Recommended defensive actions
- Confirm whether any IBM QRadar installation is running version 7.2.0 through 7.2.7.
- Apply IBM’s vendor remediation guidance from the referenced support advisory.
- Restrict local operating-system access on QRadar hosts to only essential administrators.
- Review service-account password handling and rotate affected credentials after remediation, following your change-control process.
- Audit local user access and remove unnecessary accounts or privileges on QRadar systems.

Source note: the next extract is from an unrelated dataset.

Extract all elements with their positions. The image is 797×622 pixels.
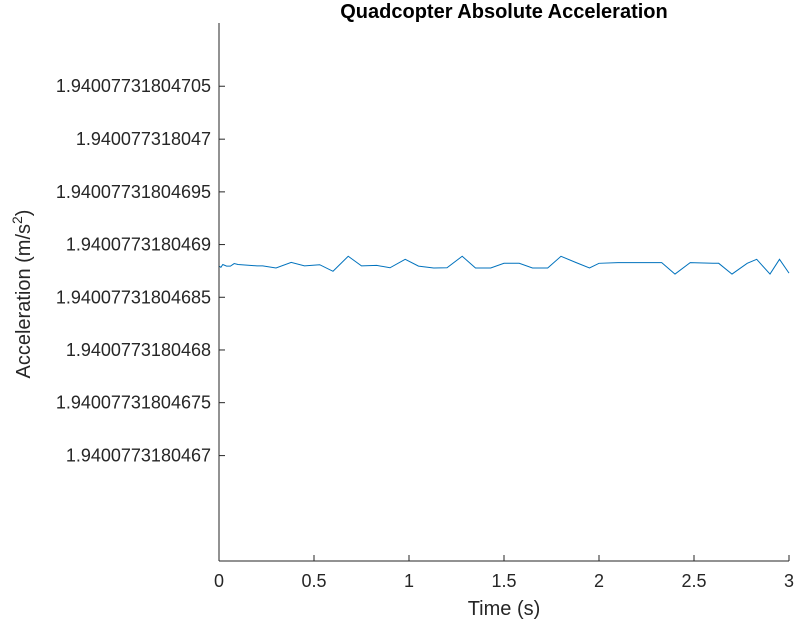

- Monitor for unexpected local logins or administrative activity on affected appliances while remediation is underway.
Evidence notes
All factual claims are drawn from the supplied NVD record and IBM PSIRT-linked advisory reference. The record states that QRadar 7.2 stores the encryption key used to encrypt the service account password and that a local user can obtain it. Vulnerable versions are enumerated in the NVD CPE criteria as 7.2.0 through 7.2.7. The CVSS vector provided in the corpus is AV:L/AC:L/PR:L/UI:N/S:U/C:H/I:H/A:H, and the weakness classification is CWE-320.
Official resources
-
CVE-2016-2880 CVE record
CVE.org
-
CVE-2016-2880 NVD detail
NVD
-
Source item URL
nvd_modified
-
Mitigation or vendor reference
[email protected] - Patch, Vendor Advisory
- Source reference
CVE published on 2017-03-01 and the supplied NVD record was last modified on 2026-05-13. The corpus does not indicate a CISA KEV listing.